Возможно, их приподнимало профессионально рыцарское отношение к фактам. «Наивысшее уважение к фактам испытывают ученые и люди, ошибочно подозреваемые или обвиняемые в убийстве, — прелестно писал Чезаре Беккариа, итальянский гуманист, автор вдохновенных трактатов об уголовном праве, в том числе — „О преступлениях и наказаниях“. — Все остальные, — продолжает он, — предпочитают интуицию, случай, домысел».
А Истина и Нравственность хоть и не прямые, хоть и недолюбливающие друг друга, но все же какие-то родственники.
К чему мы все это клоним? К тому, чтобы, подстраховавшись от выпада строгого моралиста, сказать: Федор Васильевич всегда жил ради интересного и неожиданный результат опыта был им заслужен.
Он всегда жил ради интересного, и ничто, ни холод, ни голод, не могло его перевоспитать, хотя случаев представлялось множество.
Федор Васильевич из крестьянской семьи. Столь огромной семьи и небогатой, что она предоставляла членам своим независимость, не дожидаясь особо их просьб. Он «освободился» в двенадцать лет.
Мальчик на услужении у мирового судьи, сторож, рабочий толевой фабрики — каждый из них мог усвоить жизненный опыт, то есть раз и навсегда понять, что значат деньги, имя, положение. Федор Васильевич был и тем, и другим, и еще много кем, но «жизненный опыт» его обходил. Эгоизм его любознательности был так могуч, самоотвержен и чист, что проносил будущего ученого над порогами тяжелых времен и трудных обстоятельств. Служа у мирового судьи, мальчик поступает учиться в школу, так как хозяину нравится, что его работник читает книгу за книгой. Сидя в сторожке, юноша попутно кончает институт, который он и сторожит… И так далее. А дальше в конце концов — наука.
…Автор исследований, всегда
— Зачем? — пресекает он добрые советы. — Писать бумагу, чтобы получить бумагу?
Его логика бестактна, но никого не обижает. Такова привилегия людей цельных. А что Турчин не позер и не чудак, что он видная и самостоятельная фигура, будучи просто Турчиным, что мнение его выше мнений иных академиков, — кто ж из советчиков этого не знал.
Ответ на его «зачем» пришел в 1941 году, Турчин получил другие продовольственные карточки, нежели люди с докторскими степенями. Семья, двое детей плюс шефство — с двенадцати лет он всегда кому-нибудь помогал — и теперь эти карточки… Федор Васильевич садится за диссертацию. Через два месяца она готова.

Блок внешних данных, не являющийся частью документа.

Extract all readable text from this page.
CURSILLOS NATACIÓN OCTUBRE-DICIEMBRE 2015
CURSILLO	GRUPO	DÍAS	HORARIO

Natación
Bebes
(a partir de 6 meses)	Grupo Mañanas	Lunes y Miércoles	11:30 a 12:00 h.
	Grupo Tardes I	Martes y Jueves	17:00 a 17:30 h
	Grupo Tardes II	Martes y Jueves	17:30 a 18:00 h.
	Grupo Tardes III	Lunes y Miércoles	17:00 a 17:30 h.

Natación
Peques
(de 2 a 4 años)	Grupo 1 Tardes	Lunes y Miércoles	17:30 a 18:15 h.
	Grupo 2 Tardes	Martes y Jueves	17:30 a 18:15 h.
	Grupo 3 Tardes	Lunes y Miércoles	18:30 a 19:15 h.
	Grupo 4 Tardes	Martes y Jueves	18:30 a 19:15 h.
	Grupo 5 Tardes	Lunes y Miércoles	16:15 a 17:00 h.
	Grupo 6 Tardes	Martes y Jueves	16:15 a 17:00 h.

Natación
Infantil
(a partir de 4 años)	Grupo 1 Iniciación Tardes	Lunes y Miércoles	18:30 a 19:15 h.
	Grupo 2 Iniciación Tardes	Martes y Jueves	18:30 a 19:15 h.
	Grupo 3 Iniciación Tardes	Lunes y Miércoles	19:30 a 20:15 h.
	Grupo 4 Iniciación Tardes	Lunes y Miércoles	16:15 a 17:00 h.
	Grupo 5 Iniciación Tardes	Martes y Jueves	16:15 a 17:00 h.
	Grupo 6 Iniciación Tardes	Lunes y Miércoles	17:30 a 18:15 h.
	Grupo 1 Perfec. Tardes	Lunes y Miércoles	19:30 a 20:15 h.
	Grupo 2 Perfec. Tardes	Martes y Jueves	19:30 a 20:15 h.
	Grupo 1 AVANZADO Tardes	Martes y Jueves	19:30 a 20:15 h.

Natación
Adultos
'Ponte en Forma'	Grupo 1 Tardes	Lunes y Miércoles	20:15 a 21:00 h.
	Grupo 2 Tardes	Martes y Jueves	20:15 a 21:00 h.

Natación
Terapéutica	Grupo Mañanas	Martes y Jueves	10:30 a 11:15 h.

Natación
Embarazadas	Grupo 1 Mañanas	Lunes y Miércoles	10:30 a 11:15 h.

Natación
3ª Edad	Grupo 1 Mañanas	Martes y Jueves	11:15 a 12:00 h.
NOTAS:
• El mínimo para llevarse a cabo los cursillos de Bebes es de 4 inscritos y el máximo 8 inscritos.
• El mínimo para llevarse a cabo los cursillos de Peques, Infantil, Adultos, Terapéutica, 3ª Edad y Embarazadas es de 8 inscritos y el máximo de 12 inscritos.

Но кто-то заботится, чтобы обстоятельства не диктовали Турчину, как поступать. Судьба не намерена портить одну из своих красивых партий и в самый последний момент делает насмешливый ход. События разворачиваются таким образом, что Федор Васильевич не успевает подать диссертацию, как получает литер без степени, а степень без защиты. Властная рука судьбы тут несомненна, ибо в ВАКе вершил Бушинский, вильямсовец больше, чем сам Вильямс, а значит — непримиримый идейный противник Турчина.
— Целый месяц пропал. Целый месяц… — мрачно отмахивался от поздравлений странный доктор наук.
Коренастость, лицо запорожского казака, негромкий сипловатый голос заставляют подозревать в нем кое-какие скрытые черты. И вы узнаете со стороны, каковы они.
Федор Васильевич упрям в неповиновении, примеры чего украшают всю его жизнь. Они не только в области воспоминаний, когда агробиологические «генералы» выслушивали от него все (но обижались меньше, чем на других, в силу отмеченного выше обстоятельства). Профессор Турчин непокладист и в свои шестьдесят три года.
Вот что произошло сравнительно недавно.
Рассматривался крупный народнохозяйственный вопрос: какую избрать технологическую схему для промышленного изготовления нитрофоски. Нитрофоска — это комплексное минеральное удобрение, куда одновременно входят нитраты (азотные удобрения), фосфор, калий; отсюда и название. Комплексное минеральное удобрение широко применяют во всем мире и выпускают в колоссальных количествах. По одной из схем получают карбонатную нитрофоску, по другой — азотнокислотную. Химики-технологи в один голос выступают за карбонатную схему, более технологичную и экономически выгодную. А их голос в большинстве обсуждений оказывается решающим. В данном же случае на стороне наших химиков стоял еще и авторитет зарубежной практики: весь Запад производит нитрофоску именно карбонатную.
Для полного единогласия в этом вопросе не хватало только одного голоса — голоса профессора Турчина. Он был категорически против карбонатной нитрофоски и за азотнокислотную. Турчин ссылался на результаты своих опытов, из которых следовало, что растения предпочитают азотнокислотную нитрофоску и, значит, разговоры об экономичности другой схемы — просто результат некомпетентности, незнания.